Dalam kaitan percepatan penyebaran Covid-19, Pemeritah Provinsi Bali telah membentuk Gugus Tugas Percepatan Penangan Covid-19 yang melibatkan litas sektoral terkait termasuk Palang Merah Indonesia (PMI) Provinsi Bali yang tergabung didalamnya serta diberikan mandat sebagai koordinator pada bagian pencegahan, sosialisasi dan edukasi guna menekan penyebaran virus corona di masyarakat.

 

Berdasarkan mandat tersebut, Rabu (27/5) PMI Provinsi Bali bersama PMI Kabupaten Badung kembali bergerak melaksanakan kegiatan pencegahan penularan Covid-19 melalui beberapa aktifitas antara lain penyemprotan atau spraying desinfektan di wilayah Kuta.

 

"PMI bersama relawan Linmas kecamatan dengan menggunakan Truk Gunner PMI yang memiliki kapasitas penyemprotan sebanyak 5000 liter melakukan penyemprotan yang menyisir wilayah Kuta dan sekitarnya seperti Central Park Kuta, Pantai Kuta, Pantai Legian sampai dengan Monumen Bom Bali," ungkap Kepala Divisi Kelembagaan PMI Provinsi Bali, Taufan Kristanto.

 

Selain itu, Tim Spraying juga melaksanakan penyemprotan dengan masuk ke pasar-pasar oleh personel PMI seperti Pasar Adat Kuta I dan Pasar Adat Kuta II. Selain melaksanakan Penyemprotan, juga dilaksanakan serta edukasi dan sosialisasi kepada pengunjung pasar.

 

"Tak hanya melakukan penyemprotan, kami juga mengedukasi pengunjung dan memberikan sosialisasi pencegahan Covid-19 dengan melakukan pengecekan suhu tubuh, membagikan masker kepada pengunjung yang tidak menggunakan masker, sosialisasi mencuci tangan sebelum dan sesudah masuk pasar serta pendistribusian 100 paket Kebersihan yang terdiri dari sabun dan masker," ujarnya.

 

Taufan Kristanto mengaku, kegiatan ini adalah salah satu upaya untuk mencegah penyebaran virus Covid-19 di wilayah Kabupaten Badung.
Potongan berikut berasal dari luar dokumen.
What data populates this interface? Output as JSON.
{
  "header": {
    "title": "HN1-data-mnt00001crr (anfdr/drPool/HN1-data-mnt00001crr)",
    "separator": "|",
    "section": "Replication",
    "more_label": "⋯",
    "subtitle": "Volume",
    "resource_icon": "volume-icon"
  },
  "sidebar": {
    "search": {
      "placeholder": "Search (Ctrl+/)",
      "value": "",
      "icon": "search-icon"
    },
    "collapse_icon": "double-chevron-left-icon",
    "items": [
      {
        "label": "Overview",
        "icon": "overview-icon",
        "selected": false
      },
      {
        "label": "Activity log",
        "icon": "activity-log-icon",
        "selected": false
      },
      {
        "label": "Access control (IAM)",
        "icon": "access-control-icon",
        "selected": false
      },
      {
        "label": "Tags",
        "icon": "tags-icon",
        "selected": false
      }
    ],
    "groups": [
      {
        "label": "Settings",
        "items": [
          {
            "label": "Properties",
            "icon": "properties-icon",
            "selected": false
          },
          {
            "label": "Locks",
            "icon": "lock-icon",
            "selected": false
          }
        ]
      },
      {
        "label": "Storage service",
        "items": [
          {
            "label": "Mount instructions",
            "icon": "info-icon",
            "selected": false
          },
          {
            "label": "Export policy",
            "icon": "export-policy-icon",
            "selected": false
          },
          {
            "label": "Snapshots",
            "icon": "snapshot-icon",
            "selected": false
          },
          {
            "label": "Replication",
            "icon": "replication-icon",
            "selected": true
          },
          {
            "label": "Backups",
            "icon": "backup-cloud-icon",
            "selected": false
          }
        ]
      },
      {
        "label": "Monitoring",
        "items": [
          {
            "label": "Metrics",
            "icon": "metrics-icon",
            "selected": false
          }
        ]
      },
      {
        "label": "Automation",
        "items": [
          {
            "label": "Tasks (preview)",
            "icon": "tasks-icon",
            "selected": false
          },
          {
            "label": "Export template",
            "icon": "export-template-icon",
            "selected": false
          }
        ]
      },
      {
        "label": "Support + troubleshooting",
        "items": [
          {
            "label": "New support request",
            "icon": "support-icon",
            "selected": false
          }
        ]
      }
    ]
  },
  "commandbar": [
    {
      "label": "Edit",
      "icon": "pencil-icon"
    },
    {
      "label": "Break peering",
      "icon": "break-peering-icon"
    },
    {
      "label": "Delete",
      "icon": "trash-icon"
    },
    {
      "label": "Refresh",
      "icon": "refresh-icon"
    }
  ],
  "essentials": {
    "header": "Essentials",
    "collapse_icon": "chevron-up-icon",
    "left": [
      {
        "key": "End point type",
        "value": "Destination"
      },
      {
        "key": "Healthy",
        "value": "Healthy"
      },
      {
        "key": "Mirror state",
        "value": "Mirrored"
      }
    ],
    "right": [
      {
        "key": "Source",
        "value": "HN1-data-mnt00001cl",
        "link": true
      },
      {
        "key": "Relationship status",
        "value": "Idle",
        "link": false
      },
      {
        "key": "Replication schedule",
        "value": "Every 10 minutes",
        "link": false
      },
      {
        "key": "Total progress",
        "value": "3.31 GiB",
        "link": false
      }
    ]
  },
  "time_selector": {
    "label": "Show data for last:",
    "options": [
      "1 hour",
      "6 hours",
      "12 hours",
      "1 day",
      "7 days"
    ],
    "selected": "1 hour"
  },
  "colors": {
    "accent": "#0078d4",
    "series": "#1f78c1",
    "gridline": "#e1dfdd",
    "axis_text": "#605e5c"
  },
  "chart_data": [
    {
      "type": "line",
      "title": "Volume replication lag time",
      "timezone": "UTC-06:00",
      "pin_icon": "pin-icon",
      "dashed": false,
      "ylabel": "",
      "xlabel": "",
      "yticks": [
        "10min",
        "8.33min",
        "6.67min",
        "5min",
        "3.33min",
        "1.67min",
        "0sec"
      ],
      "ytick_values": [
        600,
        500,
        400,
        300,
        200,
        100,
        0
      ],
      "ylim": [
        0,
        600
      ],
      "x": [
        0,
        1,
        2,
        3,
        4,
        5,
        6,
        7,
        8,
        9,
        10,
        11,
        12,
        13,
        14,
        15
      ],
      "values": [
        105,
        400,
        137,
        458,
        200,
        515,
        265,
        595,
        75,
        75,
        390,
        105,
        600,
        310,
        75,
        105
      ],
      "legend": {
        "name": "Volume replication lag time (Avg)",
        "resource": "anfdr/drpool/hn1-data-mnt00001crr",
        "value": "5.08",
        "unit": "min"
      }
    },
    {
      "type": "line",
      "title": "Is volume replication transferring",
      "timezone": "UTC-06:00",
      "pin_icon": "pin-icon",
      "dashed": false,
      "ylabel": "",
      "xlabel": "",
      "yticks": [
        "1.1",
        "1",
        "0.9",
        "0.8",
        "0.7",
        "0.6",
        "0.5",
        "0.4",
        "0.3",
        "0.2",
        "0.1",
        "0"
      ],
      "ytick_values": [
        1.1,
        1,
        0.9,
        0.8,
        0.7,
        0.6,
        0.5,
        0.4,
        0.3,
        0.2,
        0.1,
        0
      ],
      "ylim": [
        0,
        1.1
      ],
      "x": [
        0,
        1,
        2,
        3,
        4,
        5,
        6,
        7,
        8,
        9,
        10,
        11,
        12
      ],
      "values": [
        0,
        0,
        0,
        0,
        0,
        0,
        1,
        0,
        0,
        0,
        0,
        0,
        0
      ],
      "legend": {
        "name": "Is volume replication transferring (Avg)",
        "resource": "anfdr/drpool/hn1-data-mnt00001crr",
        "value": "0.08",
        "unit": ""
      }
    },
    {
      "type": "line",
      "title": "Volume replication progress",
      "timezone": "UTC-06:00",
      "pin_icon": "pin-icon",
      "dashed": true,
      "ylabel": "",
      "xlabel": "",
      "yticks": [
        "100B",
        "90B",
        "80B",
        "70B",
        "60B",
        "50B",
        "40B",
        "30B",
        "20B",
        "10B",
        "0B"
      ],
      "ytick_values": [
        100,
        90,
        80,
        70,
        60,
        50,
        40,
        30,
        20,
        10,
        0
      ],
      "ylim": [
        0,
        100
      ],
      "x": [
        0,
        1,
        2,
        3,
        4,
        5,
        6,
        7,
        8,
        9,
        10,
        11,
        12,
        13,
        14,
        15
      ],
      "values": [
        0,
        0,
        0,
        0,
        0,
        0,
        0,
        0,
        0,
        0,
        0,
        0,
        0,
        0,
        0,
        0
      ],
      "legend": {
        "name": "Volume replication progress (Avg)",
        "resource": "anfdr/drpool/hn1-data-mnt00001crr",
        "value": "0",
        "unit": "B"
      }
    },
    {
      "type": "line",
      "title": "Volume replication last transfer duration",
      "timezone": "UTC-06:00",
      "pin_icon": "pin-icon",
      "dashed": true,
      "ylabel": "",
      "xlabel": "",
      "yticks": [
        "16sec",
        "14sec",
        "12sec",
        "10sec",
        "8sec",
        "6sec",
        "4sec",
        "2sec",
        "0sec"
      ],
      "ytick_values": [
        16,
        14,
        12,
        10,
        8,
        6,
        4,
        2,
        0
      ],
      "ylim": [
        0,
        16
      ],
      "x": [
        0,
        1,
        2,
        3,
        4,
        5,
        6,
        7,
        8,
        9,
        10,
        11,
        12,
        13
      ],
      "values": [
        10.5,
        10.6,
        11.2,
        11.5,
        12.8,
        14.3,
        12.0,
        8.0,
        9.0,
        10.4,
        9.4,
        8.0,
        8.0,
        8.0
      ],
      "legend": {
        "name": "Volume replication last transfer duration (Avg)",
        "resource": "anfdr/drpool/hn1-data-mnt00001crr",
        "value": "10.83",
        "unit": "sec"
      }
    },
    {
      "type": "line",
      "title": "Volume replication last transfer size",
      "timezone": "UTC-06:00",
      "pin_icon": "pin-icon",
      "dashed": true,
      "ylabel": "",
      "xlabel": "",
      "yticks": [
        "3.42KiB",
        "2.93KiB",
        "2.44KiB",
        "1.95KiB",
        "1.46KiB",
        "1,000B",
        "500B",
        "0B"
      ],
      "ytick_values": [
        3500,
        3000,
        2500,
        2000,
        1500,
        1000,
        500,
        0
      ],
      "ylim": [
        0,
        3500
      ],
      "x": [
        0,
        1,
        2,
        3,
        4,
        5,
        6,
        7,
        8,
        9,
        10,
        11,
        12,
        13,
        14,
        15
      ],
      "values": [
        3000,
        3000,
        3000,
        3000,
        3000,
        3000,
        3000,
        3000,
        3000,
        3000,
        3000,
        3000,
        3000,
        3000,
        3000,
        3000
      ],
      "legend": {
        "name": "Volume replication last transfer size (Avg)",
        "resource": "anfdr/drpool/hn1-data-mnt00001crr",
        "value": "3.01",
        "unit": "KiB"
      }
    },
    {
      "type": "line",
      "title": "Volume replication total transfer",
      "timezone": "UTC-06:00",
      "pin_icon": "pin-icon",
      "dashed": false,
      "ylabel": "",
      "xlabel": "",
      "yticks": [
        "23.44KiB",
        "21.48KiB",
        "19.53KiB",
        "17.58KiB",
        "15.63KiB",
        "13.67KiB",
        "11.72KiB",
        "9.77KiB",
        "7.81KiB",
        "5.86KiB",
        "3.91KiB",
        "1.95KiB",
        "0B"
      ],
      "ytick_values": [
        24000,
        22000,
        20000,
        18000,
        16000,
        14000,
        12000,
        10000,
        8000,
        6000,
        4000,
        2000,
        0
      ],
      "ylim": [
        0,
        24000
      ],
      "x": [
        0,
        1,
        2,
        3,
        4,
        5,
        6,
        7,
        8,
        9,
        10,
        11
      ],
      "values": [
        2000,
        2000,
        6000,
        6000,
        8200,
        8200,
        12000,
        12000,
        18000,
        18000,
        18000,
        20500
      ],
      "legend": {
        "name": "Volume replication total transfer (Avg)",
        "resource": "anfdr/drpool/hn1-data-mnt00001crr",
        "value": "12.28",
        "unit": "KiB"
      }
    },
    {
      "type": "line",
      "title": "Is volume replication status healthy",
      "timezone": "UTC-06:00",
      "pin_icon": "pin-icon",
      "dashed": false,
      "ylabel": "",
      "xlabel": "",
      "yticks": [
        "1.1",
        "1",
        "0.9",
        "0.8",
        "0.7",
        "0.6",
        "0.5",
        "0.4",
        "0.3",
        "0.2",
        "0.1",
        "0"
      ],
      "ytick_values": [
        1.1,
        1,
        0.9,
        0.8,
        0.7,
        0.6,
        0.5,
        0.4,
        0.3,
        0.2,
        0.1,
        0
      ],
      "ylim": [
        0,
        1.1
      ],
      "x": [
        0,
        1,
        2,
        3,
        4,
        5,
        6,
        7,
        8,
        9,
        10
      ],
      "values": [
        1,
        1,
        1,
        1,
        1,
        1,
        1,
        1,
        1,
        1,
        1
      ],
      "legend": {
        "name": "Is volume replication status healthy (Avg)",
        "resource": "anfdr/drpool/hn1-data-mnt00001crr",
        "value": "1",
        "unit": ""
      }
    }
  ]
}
Kepada masyarakat juga tidak henti-hentinya untuk mengingatkan agar dapat mengikuti dan mematuhi himbauan pemerintah dalam menjalankan protokol kesehatan.

 

"Tetap dengan menjaga jarak minimal 1 meter, menggunakan masker saat berada diluar rumah, serta menjaga kebersihan dengan selalu mencuci tangan sebelum dan sesudah beraktifitas. Adapun personil yang terlibat dalam kegiatan ini terdiri dari unsur Pengurus, Staff dan Relawan dengan total sekitar 50 orang" terangnya. (dar).